In the case before us now the charge or as I choose to call it, the denouncement was couched in a simple prose and he was requested to appear before the peers of his profession. It is not an indictment wearing a criminal garb. The issue before us is as to whether the act of the appellant constituted a gross misconduct to affect his status in the profession of the Bar. Therefore, to latch or clutch on the defence of improper charge laid, shows the inability of the appellant to fully grasp the nuances associated with the procedure in handling his case by the Respondents”.
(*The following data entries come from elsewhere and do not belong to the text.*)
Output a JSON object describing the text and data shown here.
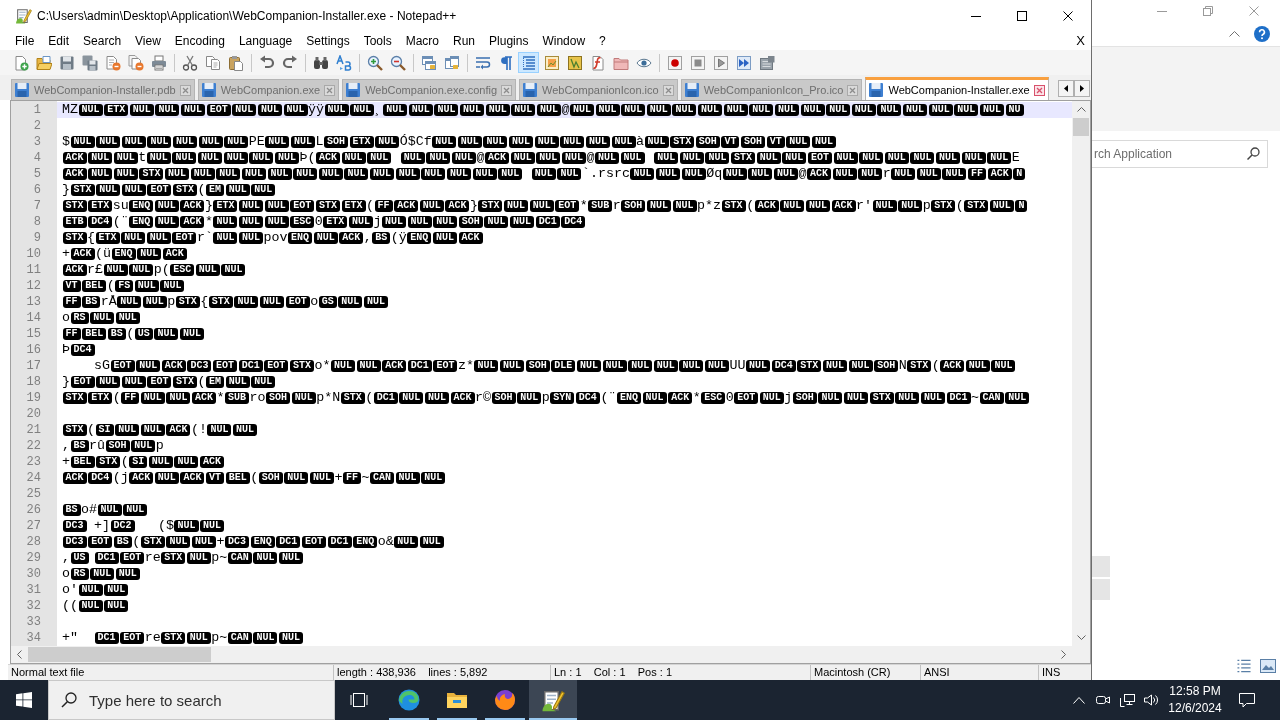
{
  "title_bar": {
    "title": "C:\\Users\\admin\\Desktop\\Application\\WebCompanion-Installer.exe - Notepad++"
  },
  "menu": {
    "items": [
      "File",
      "Edit",
      "Search",
      "View",
      "Encoding",
      "Language",
      "Settings",
      "Tools",
      "Macro",
      "Run",
      "Plugins",
      "Window",
      "?"
    ],
    "close_label": "X"
  },
  "toolbar": [
    {
      "on": false
    },
    {
      "on": false
    },
    {
      "on": false
    },
    {
      "on": false
    },
    {
      "on": false
    },
    {
      "on": false
    },
    {
      "on": false
    },
    {
      "on": false
    },
    {
      "on": false
    },
    {
      "on": false
    },
    {
      "on": false
    },
    {
      "on": false
    },
    {
      "on": false
    },
    {
      "on": false
    },
    {
      "on": false
    },
    {
      "on": false
    },
    {
      "on": false
    },
    {
      "on": false
    },
    {
      "on": false
    },
    {
      "on": false
    },
    {
      "on": true
    },
    {
      "on": false
    },
    {
      "on": false
    },
    {
      "on": false
    },
    {
      "on": false
    },
    {
      "on": false
    },
    {
      "on": false
    },
    {
      "on": false
    },
    {
      "on": false
    },
    {
      "on": false
    },
    {
      "on": false
    }
  ],
  "tabs": [
    {
      "label": "WebCompanion-Installer.pdb",
      "selected": false
    },
    {
      "label": "WebCompanion.exe",
      "selected": false
    },
    {
      "label": "WebCompanion.exe.config",
      "selected": false
    },
    {
      "label": "WebCompanionIcon.ico",
      "selected": false
    },
    {
      "label": "WebCompanionIcon_Pro.ico",
      "selected": false
    },
    {
      "label": "WebCompanion-Installer.exe",
      "selected": true
    }
  ],
  "editor": {
    "lines": [
      {
        "number": "1",
        "current": true,
        "segments": [
          {
            "kind": "text",
            "text": "MZ"
          },
          {
            "kind": "ctrl",
            "text": "NUL ETX NUL NUL NUL EOT NUL NUL NUL"
          },
          {
            "kind": "text",
            "text": "ÿÿ"
          },
          {
            "kind": "ctrl",
            "text": "NUL NUL"
          },
          {
            "kind": "text",
            "text": "¸"
          },
          {
            "kind": "ctrl",
            "text": "NUL NUL NUL NUL NUL NUL NUL"
          },
          {
            "kind": "text",
            "text": "@"
          },
          {
            "kind": "ctrl",
            "text": "NUL NUL NUL NUL NUL NUL NUL NUL NUL NUL NUL NUL NUL NUL NUL NUL NUL NU"
          }
        ]
      },
      {
        "number": "2",
        "current": false
      },
      {
        "number": "3",
        "current": false,
        "segments": [
          {
            "kind": "text",
            "text": "$"
          },
          {
            "kind": "ctrl",
            "text": "NUL NUL NUL NUL NUL NUL NUL"
          },
          {
            "kind": "text",
            "text": "PE"
          },
          {
            "kind": "ctrl",
            "text": "NUL NUL"
          },
          {
            "kind": "text",
            "text": "L"
          },
          {
            "kind": "ctrl",
            "text": "SOH ETX NUL"
          },
          {
            "kind": "text",
            "text": "Ó$Cf"
          },
          {
            "kind": "ctrl",
            "text": "NUL NUL NUL NUL NUL NUL NUL NUL"
          },
          {
            "kind": "text",
            "text": "à"
          },
          {
            "kind": "ctrl",
            "text": "NUL STX SOH VT SOH VT NUL NUL"
          }
        ]
      },
      {
        "number": "4",
        "current": false,
        "segments": [
          {
            "kind": "ctrl",
            "text": "ACK NUL NUL"
          },
          {
            "kind": "text",
            "text": "t"
          },
          {
            "kind": "ctrl",
            "text": "NUL NUL NUL NUL NUL NUL"
          },
          {
            "kind": "text",
            "text": "Þ("
          },
          {
            "kind": "ctrl",
            "text": "ACK NUL NUL  NUL NUL NUL"
          },
          {
            "kind": "text",
            "text": "@"
          },
          {
            "kind": "ctrl",
            "text": "ACK NUL NUL NUL"
          },
          {
            "kind": "text",
            "text": "@"
          },
          {
            "kind": "ctrl",
            "text": "NUL NUL  NUL NUL NUL STX NUL NUL EOT NUL NUL NUL NUL NUL NUL NUL"
          },
          {
            "kind": "text",
            "text": "E"
          }
        ]
      },
      {
        "number": "5",
        "current": false,
        "segments": [
          {
            "kind": "ctrl",
            "text": "ACK NUL NUL STX NUL NUL NUL NUL NUL NUL NUL NUL NUL NUL NUL NUL NUL NUL  NUL NUL"
          },
          {
            "kind": "text",
            "text": "`.rsrc"
          },
          {
            "kind": "ctrl",
            "text": "NUL NUL NUL"
          },
          {
            "kind": "text",
            "text": "Øq"
          },
          {
            "kind": "ctrl",
            "text": "NUL NUL NUL"
          },
          {
            "kind": "text",
            "text": "@"
          },
          {
            "kind": "ctrl",
            "text": "ACK NUL NUL"
          },
          {
            "kind": "text",
            "text": "r"
          },
          {
            "kind": "ctrl",
            "text": "NUL NUL NUL FF ACK N"
          }
        ]
      },
      {
        "number": "6",
        "current": false,
        "segments": [
          {
            "kind": "text",
            "text": "}"
          },
          {
            "kind": "ctrl",
            "text": "STX NUL NUL EOT STX"
          },
          {
            "kind": "text",
            "text": "("
          },
          {
            "kind": "ctrl",
            "text": "EM NUL NUL"
          }
        ]
      },
      {
        "number": "7",
        "current": false,
        "segments": [
          {
            "kind": "ctrl",
            "text": "STX ETX"
          },
          {
            "kind": "text",
            "text": "su"
          },
          {
            "kind": "ctrl",
            "text": "ENQ NUL ACK"
          },
          {
            "kind": "text",
            "text": "}"
          },
          {
            "kind": "ctrl",
            "text": "ETX NUL NUL EOT STX ETX"
          },
          {
            "kind": "text",
            "text": "("
          },
          {
            "kind": "ctrl",
            "text": "FF ACK NUL ACK"
          },
          {
            "kind": "text",
            "text": "}"
          },
          {
            "kind": "ctrl",
            "text": "STX NUL NUL EOT"
          },
          {
            "kind": "text",
            "text": "*"
          },
          {
            "kind": "ctrl",
            "text": "SUB"
          },
          {
            "kind": "text",
            "text": "r"
          },
          {
            "kind": "ctrl",
            "text": "SOH NUL NUL"
          },
          {
            "kind": "text",
            "text": "p*z"
          },
          {
            "kind": "ctrl",
            "text": "STX"
          },
          {
            "kind": "text",
            "text": "("
          },
          {
            "kind": "ctrl",
            "text": "ACK NUL NUL ACK"
          },
          {
            "kind": "text",
            "text": "r'"
          },
          {
            "kind": "ctrl",
            "text": "NUL NUL"
          },
          {
            "kind": "text",
            "text": "p"
          },
          {
            "kind": "ctrl",
            "text": "STX"
          },
          {
            "kind": "text",
            "text": "("
          },
          {
            "kind": "ctrl",
            "text": "STX NUL N"
          }
        ]
      },
      {
        "number": "8",
        "current": false,
        "segments": [
          {
            "kind": "ctrl",
            "text": "ETB DC4"
          },
          {
            "kind": "text",
            "text": "(¨"
          },
          {
            "kind": "ctrl",
            "text": "ENQ NUL ACK"
          },
          {
            "kind": "text",
            "text": "*"
          },
          {
            "kind": "ctrl",
            "text": "NUL NUL NUL ESC"
          },
          {
            "kind": "text",
            "text": "0"
          },
          {
            "kind": "ctrl",
            "text": "ETX NUL"
          },
          {
            "kind": "text",
            "text": "j"
          },
          {
            "kind": "ctrl",
            "text": "NUL NUL NUL SOH NUL NUL DC1 DC4"
          }
        ]
      },
      {
        "number": "9",
        "current": false,
        "segments": [
          {
            "kind": "ctrl",
            "text": "STX"
          },
          {
            "kind": "text",
            "text": "{"
          },
          {
            "kind": "ctrl",
            "text": "ETX NUL NUL EOT"
          },
          {
            "kind": "text",
            "text": "r`"
          },
          {
            "kind": "ctrl",
            "text": "NUL NUL"
          },
          {
            "kind": "text",
            "text": "pov"
          },
          {
            "kind": "ctrl",
            "text": "ENQ NUL ACK"
          },
          {
            "kind": "text",
            "text": ","
          },
          {
            "kind": "ctrl",
            "text": "BS"
          },
          {
            "kind": "text",
            "text": "(ÿ"
          },
          {
            "kind": "ctrl",
            "text": "ENQ NUL ACK"
          }
        ]
      },
      {
        "number": "10",
        "current": false,
        "segments": [
          {
            "kind": "text",
            "text": "+"
          },
          {
            "kind": "ctrl",
            "text": "ACK"
          },
          {
            "kind": "text",
            "text": "(ü"
          },
          {
            "kind": "ctrl",
            "text": "ENQ NUL ACK"
          }
        ]
      },
      {
        "number": "11",
        "current": false,
        "segments": [
          {
            "kind": "ctrl",
            "text": "ACK"
          },
          {
            "kind": "text",
            "text": "r£"
          },
          {
            "kind": "ctrl",
            "text": "NUL NUL"
          },
          {
            "kind": "text",
            "text": "p("
          },
          {
            "kind": "ctrl",
            "text": "ESC NUL NUL"
          }
        ]
      },
      {
        "number": "12",
        "current": false,
        "segments": [
          {
            "kind": "ctrl",
            "text": "VT BEL"
          },
          {
            "kind": "text",
            "text": "("
          },
          {
            "kind": "ctrl",
            "text": "FS NUL NUL"
          }
        ]
      },
      {
        "number": "13",
        "current": false,
        "segments": [
          {
            "kind": "ctrl",
            "text": "FF BS"
          },
          {
            "kind": "text",
            "text": "rÅ"
          },
          {
            "kind": "ctrl",
            "text": "NUL NUL"
          },
          {
            "kind": "text",
            "text": "p"
          },
          {
            "kind": "ctrl",
            "text": "STX"
          },
          {
            "kind": "text",
            "text": "{"
          },
          {
            "kind": "ctrl",
            "text": "STX NUL NUL EOT"
          },
          {
            "kind": "text",
            "text": "o"
          },
          {
            "kind": "ctrl",
            "text": "GS NUL NUL"
          }
        ]
      },
      {
        "number": "14",
        "current": false,
        "segments": [
          {
            "kind": "text",
            "text": "o"
          },
          {
            "kind": "ctrl",
            "text": "RS NUL NUL"
          }
        ]
      },
      {
        "number": "15",
        "current": false,
        "segments": [
          {
            "kind": "ctrl",
            "text": "FF BEL BS"
          },
          {
            "kind": "text",
            "text": "("
          },
          {
            "kind": "ctrl",
            "text": "US NUL NUL"
          }
        ]
      },
      {
        "number": "16",
        "current": false,
        "segments": [
          {
            "kind": "text",
            "text": "Þ"
          },
          {
            "kind": "ctrl",
            "text": "DC4"
          }
        ]
      },
      {
        "number": "17",
        "current": false,
        "segments": [
          {
            "kind": "text",
            "text": "\tsG"
          },
          {
            "kind": "ctrl",
            "text": "EOT NUL ACK DC3 EOT DC1 EOT STX"
          },
          {
            "kind": "text",
            "text": "o*"
          },
          {
            "kind": "ctrl",
            "text": "NUL NUL ACK DC1 EOT"
          },
          {
            "kind": "text",
            "text": "z*"
          },
          {
            "kind": "ctrl",
            "text": "NUL NUL SOH DLE NUL NUL NUL NUL NUL NUL"
          },
          {
            "kind": "text",
            "text": "UU"
          },
          {
            "kind": "ctrl",
            "text": "NUL DC4 STX NUL NUL SOH"
          },
          {
            "kind": "text",
            "text": "N"
          },
          {
            "kind": "ctrl",
            "text": "STX"
          },
          {
            "kind": "text",
            "text": "("
          },
          {
            "kind": "ctrl",
            "text": "ACK NUL NUL"
          }
        ]
      },
      {
        "number": "18",
        "current": false,
        "segments": [
          {
            "kind": "text",
            "text": "}"
          },
          {
            "kind": "ctrl",
            "text": "EOT NUL NUL EOT STX"
          },
          {
            "kind": "text",
            "text": "("
          },
          {
            "kind": "ctrl",
            "text": "EM NUL NUL"
          }
        ]
      },
      {
        "number": "19",
        "current": false,
        "segments": [
          {
            "kind": "ctrl",
            "text": "STX ETX"
          },
          {
            "kind": "text",
            "text": "("
          },
          {
            "kind": "ctrl",
            "text": "FF NUL NUL ACK"
          },
          {
            "kind": "text",
            "text": "*"
          },
          {
            "kind": "ctrl",
            "text": "SUB"
          },
          {
            "kind": "text",
            "text": "ro"
          },
          {
            "kind": "ctrl",
            "text": "SOH NUL"
          },
          {
            "kind": "text",
            "text": "p*N"
          },
          {
            "kind": "ctrl",
            "text": "STX"
          },
          {
            "kind": "text",
            "text": "("
          },
          {
            "kind": "ctrl",
            "text": "DC1 NUL NUL ACK"
          },
          {
            "kind": "text",
            "text": "r©"
          },
          {
            "kind": "ctrl",
            "text": "SOH NUL"
          },
          {
            "kind": "text",
            "text": "p"
          },
          {
            "kind": "ctrl",
            "text": "SYN DC4"
          },
          {
            "kind": "text",
            "text": "(¨"
          },
          {
            "kind": "ctrl",
            "text": "ENQ NUL ACK"
          },
          {
            "kind": "text",
            "text": "*"
          },
          {
            "kind": "ctrl",
            "text": "ESC"
          },
          {
            "kind": "text",
            "text": "0"
          },
          {
            "kind": "ctrl",
            "text": "EOT NUL"
          },
          {
            "kind": "text",
            "text": "j"
          },
          {
            "kind": "ctrl",
            "text": "SOH NUL NUL STX NUL NUL DC1"
          },
          {
            "kind": "text",
            "text": "~"
          },
          {
            "kind": "ctrl",
            "text": "CAN NUL"
          }
        ]
      },
      {
        "number": "20",
        "current": false
      },
      {
        "number": "21",
        "current": false,
        "segments": [
          {
            "kind": "ctrl",
            "text": "STX"
          },
          {
            "kind": "text",
            "text": "("
          },
          {
            "kind": "ctrl",
            "text": "SI NUL NUL ACK"
          },
          {
            "kind": "text",
            "text": "(!"
          },
          {
            "kind": "ctrl",
            "text": "NUL NUL"
          }
        ]
      },
      {
        "number": "22",
        "current": false,
        "segments": [
          {
            "kind": "text",
            "text": ","
          },
          {
            "kind": "ctrl",
            "text": "BS"
          },
          {
            "kind": "text",
            "text": "rû"
          },
          {
            "kind": "ctrl",
            "text": "SOH NUL"
          },
          {
            "kind": "text",
            "text": "p"
          }
        ]
      },
      {
        "number": "23",
        "current": false,
        "segments": [
          {
            "kind": "text",
            "text": "+"
          },
          {
            "kind": "ctrl",
            "text": "BEL STX"
          },
          {
            "kind": "text",
            "text": "("
          },
          {
            "kind": "ctrl",
            "text": "SI NUL NUL ACK"
          }
        ]
      },
      {
        "number": "24",
        "current": false,
        "segments": [
          {
            "kind": "ctrl",
            "text": "ACK DC4"
          },
          {
            "kind": "text",
            "text": "(j"
          },
          {
            "kind": "ctrl",
            "text": "ACK NUL ACK VT BEL"
          },
          {
            "kind": "text",
            "text": "("
          },
          {
            "kind": "ctrl",
            "text": "SOH NUL NUL"
          },
          {
            "kind": "text",
            "text": "+"
          },
          {
            "kind": "ctrl",
            "text": "FF"
          },
          {
            "kind": "text",
            "text": "~"
          },
          {
            "kind": "ctrl",
            "text": "CAN NUL NUL"
          }
        ]
      },
      {
        "number": "25",
        "current": false
      },
      {
        "number": "26",
        "current": false,
        "segments": [
          {
            "kind": "ctrl",
            "text": "BS"
          },
          {
            "kind": "text",
            "text": "o#"
          },
          {
            "kind": "ctrl",
            "text": "NUL NUL"
          }
        ]
      },
      {
        "number": "27",
        "current": false,
        "segments": [
          {
            "kind": "ctrl",
            "text": "DC3"
          },
          {
            "kind": "text",
            "text": "\t+]"
          },
          {
            "kind": "ctrl",
            "text": "DC2"
          },
          {
            "kind": "text",
            "text": "\t($"
          },
          {
            "kind": "ctrl",
            "text": "NUL NUL"
          }
        ]
      },
      {
        "number": "28",
        "current": false,
        "segments": [
          {
            "kind": "ctrl",
            "text": "DC3 EOT BS"
          },
          {
            "kind": "text",
            "text": "("
          },
          {
            "kind": "ctrl",
            "text": "STX NUL NUL"
          },
          {
            "kind": "text",
            "text": "+"
          },
          {
            "kind": "ctrl",
            "text": "DC3 ENQ DC1 EOT DC1 ENQ"
          },
          {
            "kind": "text",
            "text": "o&"
          },
          {
            "kind": "ctrl",
            "text": "NUL NUL"
          }
        ]
      },
      {
        "number": "29",
        "current": false,
        "segments": [
          {
            "kind": "text",
            "text": ","
          },
          {
            "kind": "ctrl",
            "text": "US\tDC1 EOT"
          },
          {
            "kind": "text",
            "text": "re"
          },
          {
            "kind": "ctrl",
            "text": "STX NUL"
          },
          {
            "kind": "text",
            "text": "p~"
          },
          {
            "kind": "ctrl",
            "text": "CAN NUL NUL"
          }
        ]
      },
      {
        "number": "30",
        "current": false,
        "segments": [
          {
            "kind": "text",
            "text": "o"
          },
          {
            "kind": "ctrl",
            "text": "RS NUL NUL"
          }
        ]
      },
      {
        "number": "31",
        "current": false,
        "segments": [
          {
            "kind": "text",
            "text": "o'"
          },
          {
            "kind": "ctrl",
            "text": "NUL NUL"
          }
        ]
      },
      {
        "number": "32",
        "current": false,
        "segments": [
          {
            "kind": "text",
            "text": "(("
          },
          {
            "kind": "ctrl",
            "text": "NUL NUL"
          }
        ]
      },
      {
        "number": "33",
        "current": false
      },
      {
        "number": "34",
        "current": false,
        "segments": [
          {
            "kind": "text",
            "text": "+\"\t"
          },
          {
            "kind": "ctrl",
            "text": "DC1 EOT"
          },
          {
            "kind": "text",
            "text": "re"
          },
          {
            "kind": "ctrl",
            "text": "STX NUL"
          },
          {
            "kind": "text",
            "text": "p~"
          },
          {
            "kind": "ctrl",
            "text": "CAN NUL NUL"
          }
        ]
      }
    ]
  },
  "status_bar": [
    "Normal text file",
    "length : 438,936    lines : 5,892",
    "Ln : 1    Col : 1    Pos : 1",
    "Macintosh (CR)",
    "ANSI",
    "INS"
  ],
  "background_window": {
    "search": {
      "placeholder": "rch Application"
    }
  },
  "taskbar": {
    "search": {
      "placeholder": "Type here to search"
    },
    "apps": [
      {
        "running": true,
        "active": false
      },
      {
        "running": true,
        "active": false
      },
      {
        "running": true,
        "active": false
      },
      {
        "running": true,
        "active": true
      }
    ],
    "clock": {
      "time": "12:58 PM",
      "date": "12/6/2024"
    }
  }
}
A critical look at the contraventions enumerated in the Code of Conduct for Public Officers show that they are not criminal offences but violations which are in the nature of moral wrongs like conflict of interest, abuse of office, failure to declare assets, operation of foreign accounts etc. Hence it was held in Anago-Amanze v. Onwudiwe (1985) 6 NCLR 620 at 640 that:

“…it is only the Code of Conduct Tribunal that can go into any complaint against any, public officer including the Governor for contravention of the Code of Conduct. The court cannot assume jurisdiction in a matter that calls for enquiry the issue of the contravention of the Code of Conduct by the Governor or any public officer for that matter.”

Furthermore, the punishment which the Code of Conduct Tribunal can impose is limited to an order for the vacation of office or seat in a legislative house, forfeiture of assets or prohibition from holding public office for a number of years. However, where the alleged contravention is also a criminal offence it is stated that the sanction imposed for the breach of the Code of Conduct “shall be without prejudice to the penalties that may also be imposed by any law”. In other words the trial of a public officer by the Code of Conduct Tribunal shall not prevent his/her prosecution where the conduct also constitutes a criminal offence. (See paragraph 18(3) & (6) of Part 1 of the 5th Schedule to the Constitution).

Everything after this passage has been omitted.